Course:COGS200/2017W1/NGramAssignment/16550162

From UBC Wiki


Kexin Chen 16550162
COGS 200 004

Compare Words

Compare words
Comparisons of the same words with two spellings between two language contexts are made. The codes used were "behavior, behaviour", "favorite, favourite", and "color, colour", each from the corpus American English and British English. The collective variables are frequencies of the different words' two spellings used in each corpus between 1800 and 2000. The graphs on the right side suggest that the spelling "ou" (represented by red lines) is an attractor in British English; it is more commonly used. However, the graphs on the left side all contains a crossover (highlighted by the yellow bar), indicating that the spelling "o" (represented by blue lines) is an attractor in American English only after around 1840-1850. A possible driving factor is history. In the history of the United States, 1840s was when expansion and Civil War take place, after the American Revolution against the British and The Federal Period. This could explain the crossovers shown in the graphs: before 1840s, the British spelling "ou" is more common because the British was taking control of the country; after 1840s, the Americans took over, gaining independence and freedom, thus the American spelling "o" became more common ever after.
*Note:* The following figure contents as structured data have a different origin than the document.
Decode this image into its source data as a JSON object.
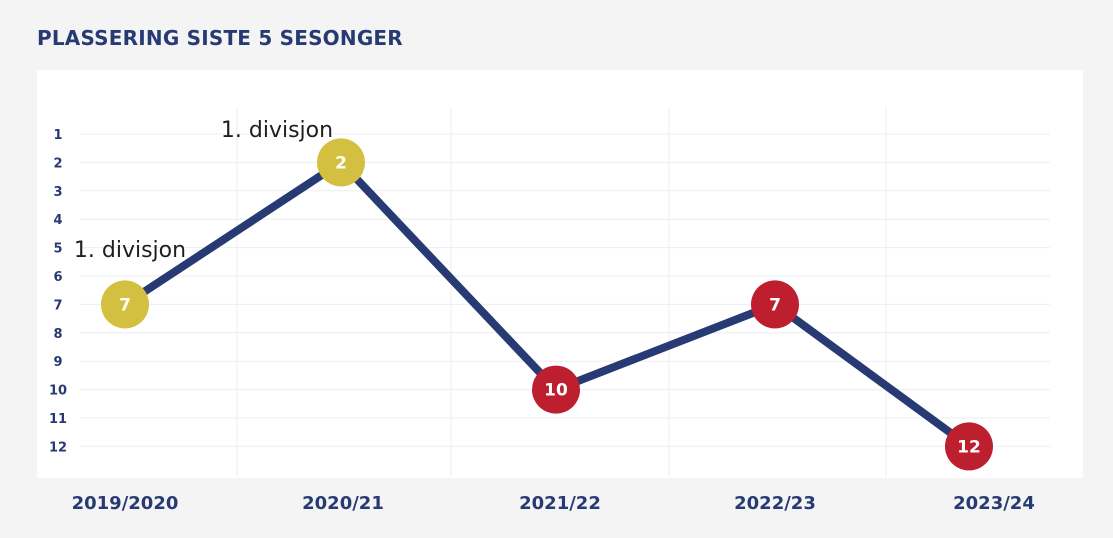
{
  "chart_data": {
    "type": "line",
    "title": "PLASSERING SISTE 5 SESONGER",
    "categories": [
      "2019/2020",
      "2020/21",
      "2021/22",
      "2022/23",
      "2023/24"
    ],
    "series": [
      {
        "values": [
          7,
          2,
          10,
          7,
          12
        ]
      }
    ],
    "point_labels": [
      "7",
      "2",
      "10",
      "7",
      "12"
    ],
    "point_colors": [
      "#d4c040",
      "#d4c040",
      "#bd1f2e",
      "#bd1f2e",
      "#bd1f2e"
    ],
    "annotations": [
      {
        "category": "2019/2020",
        "text": "1. divisjon"
      },
      {
        "category": "2020/21",
        "text": "1. divisjon"
      }
    ],
    "y_ticks": [
      "1",
      "2",
      "3",
      "4",
      "5",
      "6",
      "7",
      "8",
      "9",
      "10",
      "11",
      "12"
    ],
    "ylim": [
      1,
      12
    ],
    "y_reversed": true,
    "grid": true,
    "colors": {
      "line": "#283a73",
      "text": "#283a73",
      "promoted": "#d4c040",
      "regular": "#bd1f2e",
      "panel": "#ffffff",
      "background": "#f4f4f4"
    }
  }
}
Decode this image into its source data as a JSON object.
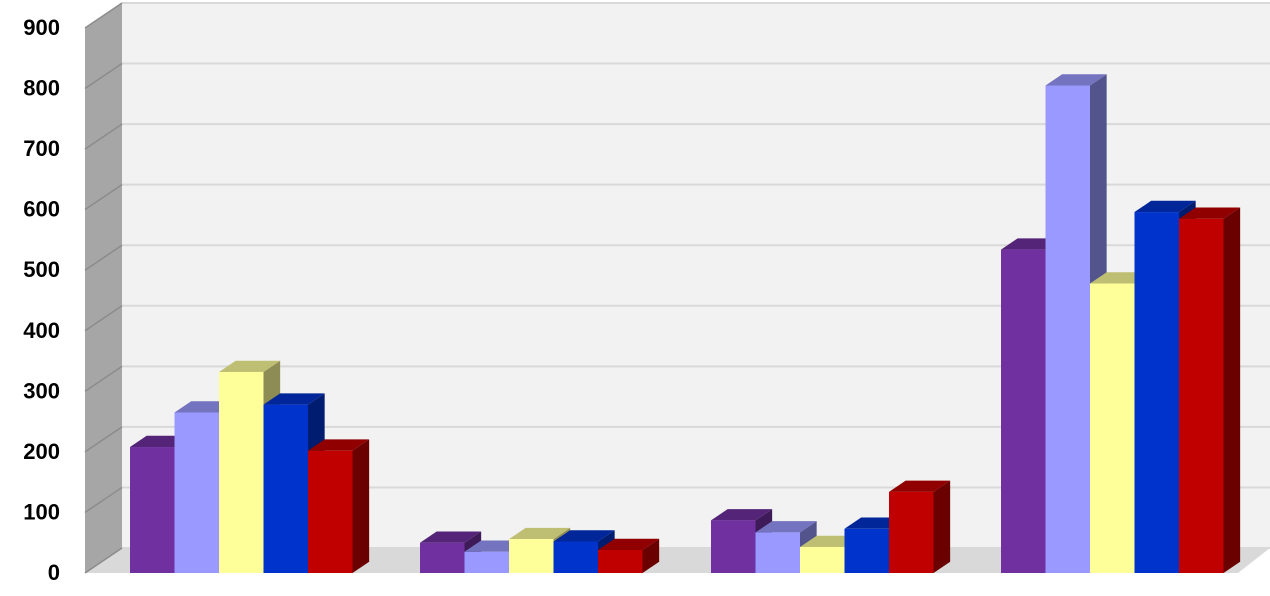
{
  "chart_data": {
    "type": "bar",
    "three_d": true,
    "categories": [
      "",
      "",
      "",
      ""
    ],
    "series": [
      {
        "color": "#7030A0",
        "values": [
          208,
          50,
          87,
          534
        ]
      },
      {
        "color": "#9999FF",
        "values": [
          265,
          35,
          67,
          805
        ]
      },
      {
        "color": "#FFFF99",
        "values": [
          332,
          56,
          43,
          478
        ]
      },
      {
        "color": "#0033CC",
        "values": [
          278,
          52,
          73,
          596
        ]
      },
      {
        "color": "#C00000",
        "values": [
          202,
          38,
          134,
          585
        ]
      }
    ],
    "title": "",
    "xlabel": "",
    "ylabel": "",
    "ylim": [
      0,
      900
    ],
    "yticks": [
      "0",
      "100",
      "200",
      "300",
      "400",
      "500",
      "600",
      "700",
      "800",
      "900"
    ],
    "grid": true,
    "legend": "none",
    "wall_color": "#F2F2F2",
    "side_wall_color": "#A6A6A6",
    "gridline_color": "#D9D9D9"
  }
}
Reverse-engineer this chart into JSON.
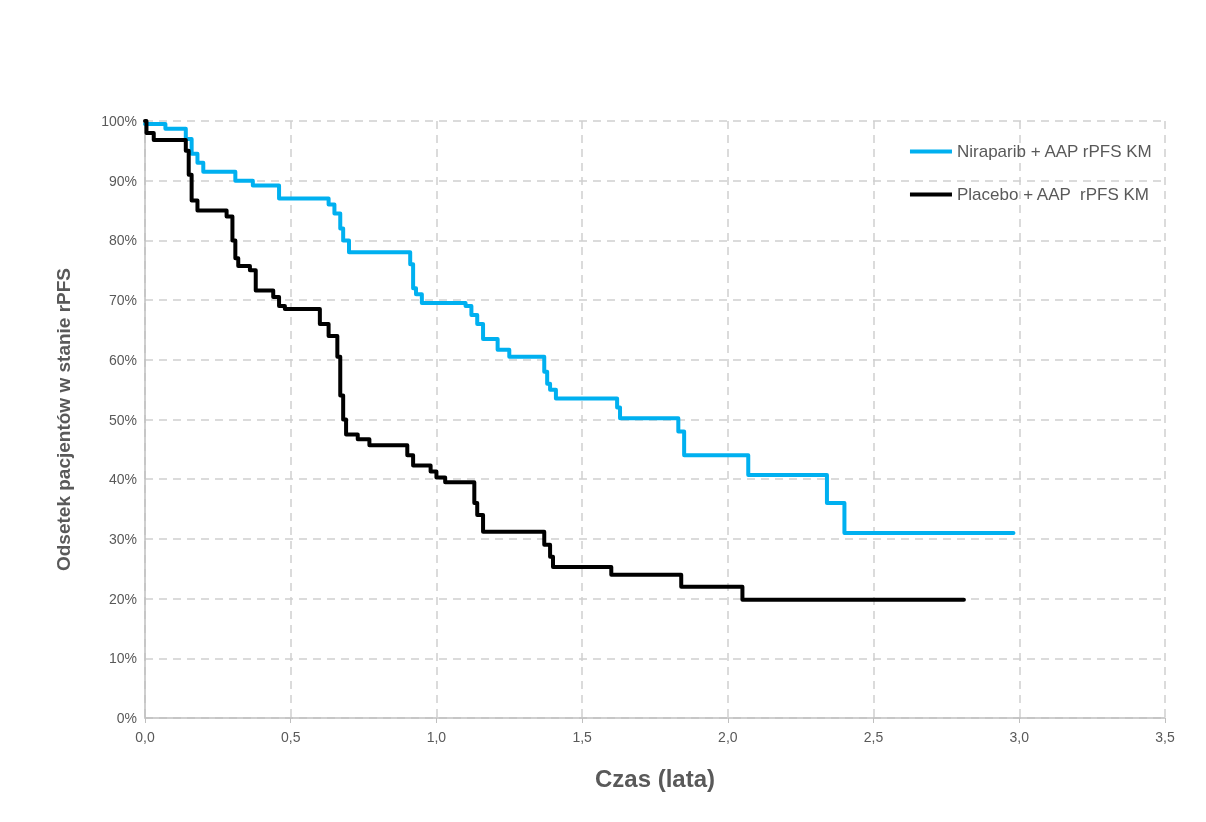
{
  "chart_data": {
    "type": "step",
    "xlabel": "Czas (lata)",
    "ylabel": "Odsetek pacjentów w stanie rPFS",
    "xlim": [
      0,
      3.5
    ],
    "xticks": [
      {
        "value": 0,
        "label": "0,0"
      },
      {
        "value": 0.5,
        "label": "0,5"
      },
      {
        "value": 1,
        "label": "1,0"
      },
      {
        "value": 1.5,
        "label": "1,5"
      },
      {
        "value": 2,
        "label": "2,0"
      },
      {
        "value": 2.5,
        "label": "2,5"
      },
      {
        "value": 3,
        "label": "3,0"
      },
      {
        "value": 3.5,
        "label": "3,5"
      }
    ],
    "ylim": [
      0,
      100
    ],
    "yticks": [
      {
        "value": 0,
        "label": "0%"
      },
      {
        "value": 10,
        "label": "10%"
      },
      {
        "value": 20,
        "label": "20%"
      },
      {
        "value": 30,
        "label": "30%"
      },
      {
        "value": 40,
        "label": "40%"
      },
      {
        "value": 50,
        "label": "50%"
      },
      {
        "value": 60,
        "label": "60%"
      },
      {
        "value": 70,
        "label": "70%"
      },
      {
        "value": 80,
        "label": "80%"
      },
      {
        "value": 90,
        "label": "90%"
      },
      {
        "value": 100,
        "label": "100%"
      }
    ],
    "grid": true,
    "legend": "top right",
    "marker": "none",
    "line_style": "solid",
    "series": [
      {
        "name": "Niraparib + AAP rPFS KM",
        "color": "#00b0f0",
        "x": [
          0,
          0.07,
          0.14,
          0.16,
          0.18,
          0.2,
          0.31,
          0.37,
          0.46,
          0.63,
          0.65,
          0.67,
          0.68,
          0.7,
          0.91,
          0.92,
          0.93,
          0.95,
          1.1,
          1.12,
          1.14,
          1.16,
          1.21,
          1.25,
          1.37,
          1.38,
          1.39,
          1.41,
          1.62,
          1.63,
          1.83,
          1.85,
          2.07,
          2.34,
          2.4,
          2.98
        ],
        "values": [
          99.5,
          98.7,
          97,
          94.5,
          93,
          91.5,
          90,
          89.2,
          87,
          86,
          84.5,
          82,
          80,
          78,
          76,
          72,
          71,
          69.5,
          69,
          67.5,
          66,
          63.5,
          61.7,
          60.5,
          58,
          56,
          55,
          53.5,
          52,
          50.2,
          48,
          44,
          40.7,
          36,
          31,
          31
        ]
      },
      {
        "name": "Placebo + AAP  rPFS KM",
        "color": "#000000",
        "x": [
          0,
          0.005,
          0.03,
          0.14,
          0.15,
          0.16,
          0.18,
          0.28,
          0.3,
          0.31,
          0.32,
          0.36,
          0.38,
          0.44,
          0.46,
          0.48,
          0.6,
          0.63,
          0.66,
          0.67,
          0.68,
          0.69,
          0.73,
          0.77,
          0.9,
          0.92,
          0.98,
          1.0,
          1.03,
          1.13,
          1.14,
          1.16,
          1.37,
          1.39,
          1.4,
          1.6,
          1.84,
          2.05,
          2.81
        ],
        "values": [
          100,
          98,
          96.8,
          95,
          91,
          86.7,
          85,
          84,
          80,
          77,
          75.7,
          75,
          71.6,
          70.5,
          69,
          68.5,
          66,
          64,
          60.5,
          54,
          50,
          47.5,
          46.7,
          45.7,
          44,
          42.3,
          41.3,
          40.3,
          39.5,
          36,
          34,
          31.2,
          29,
          27,
          25.3,
          24,
          22,
          19.8,
          19.8
        ]
      }
    ]
  }
}
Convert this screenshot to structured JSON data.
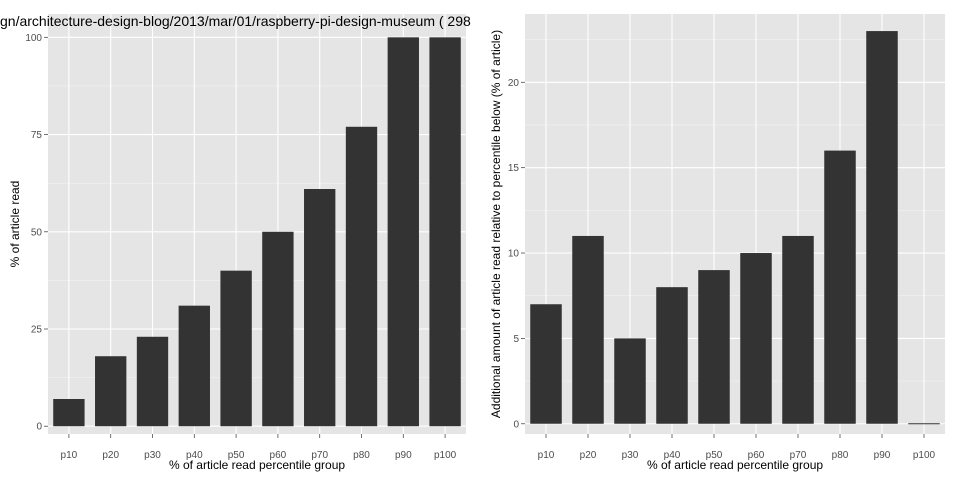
{
  "chart_data": [
    {
      "type": "bar",
      "title": "gn/architecture-design-blog/2013/mar/01/raspberry-pi-design-museum ( 298",
      "xlabel": "% of article read percentile group",
      "ylabel": "% of article read",
      "categories": [
        "p10",
        "p20",
        "p30",
        "p40",
        "p50",
        "p60",
        "p70",
        "p80",
        "p90",
        "p100"
      ],
      "values": [
        7,
        18,
        23,
        31,
        40,
        50,
        61,
        77,
        100,
        100
      ],
      "ylim": [
        -2,
        106
      ],
      "yticks": [
        0,
        25,
        50,
        75,
        100
      ],
      "bar_color": "#333333",
      "panel_color": "#e5e5e5",
      "grid": true
    },
    {
      "type": "bar",
      "title": "",
      "xlabel": "% of article read percentile group",
      "ylabel": "Additional amount of article read relative to percentile below (% of article)",
      "categories": [
        "p10",
        "p20",
        "p30",
        "p40",
        "p50",
        "p60",
        "p70",
        "p80",
        "p90",
        "p100"
      ],
      "values": [
        7,
        11,
        5,
        8,
        9,
        10,
        11,
        16,
        23,
        0
      ],
      "ylim": [
        -0.6,
        24
      ],
      "yticks": [
        0,
        5,
        10,
        15,
        20
      ],
      "bar_color": "#333333",
      "panel_color": "#e5e5e5",
      "grid": true
    }
  ]
}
Interesting Finding: Behavioralism "Confirmed" in N Gram

The upper left graph in the above picture shows that the frequency of the word "behavior" peaks around 1975. As we learned in the lecture on Psychology, this is the time period when Watson and Skinner's idea of behavioralism was introduced and practiced. This explains the peaking frequency, because there were probably lots of books written about studying behaviors of human and animals (rats in particular) at that time.


Wildcard Search

Wildcard search
The code used was "* forgives us", and the collective variables are frequencies of the various subjects who/which "forgives us" appearing in English texts between 1800-2000. The graph shows that the subject "God" is an attractor over time, whereas the subject "he" was an attractor between 1800 and 1840. A possible driving factor could be that as human society progresses and as we become more open and accepting, we no longer think that God has to be a "he"; instead, God is a greater being that transcends characteristics of a human, or a being that is genderless.


Inflection search

On a verb inflection The code used was "see_INF stars", and the collective variables are frequencies of the different inflections(see, saw, seeing, seen, sees) of the verb "see" in the phrase "see stars" from the corpus English between 1800-2000. The graph shows that its original form "see stars" is an attractor; it's the most frequent form.

On a noun inflection The code used was "see star_INF", and the collective variables are frequencies of the different inflections(star, stars, starred) of the noun "star" in the phrase "see stars" from the corpus English between 1800-2000. The graph shows that "see stars" is an attractor; it's the most frequent form. Comparing the inflections on the noun with the inflections on the verb, the verb' s has more collective variables than the noun because of the different tenses while nouns usually are only single or plural.


Search for a word using Part-of-Speech tags

a word using part of speech The code used was "run_*"; the collective variables are frequencies of the different parts of speech(verb, noun, and adjective) of the verb "run" from the corpus English between 1800-2000. The graph shows that the word's verb form is an attractor; it is the most frequently used form among the three forms.


Search for Parts of Speech

parts of speech The code used was "work_NOUN, work_VERB"; the collective variables are frequencies of parts of speech(noun and verb) of the word "work" from the corpus English between 1800-2000. The graph shows that "work" as a noun was an attractor around 1920. A possible driving effect could be history, because 1920 was the time when more women joined workplaces, so there could be a lot of written texts about that change.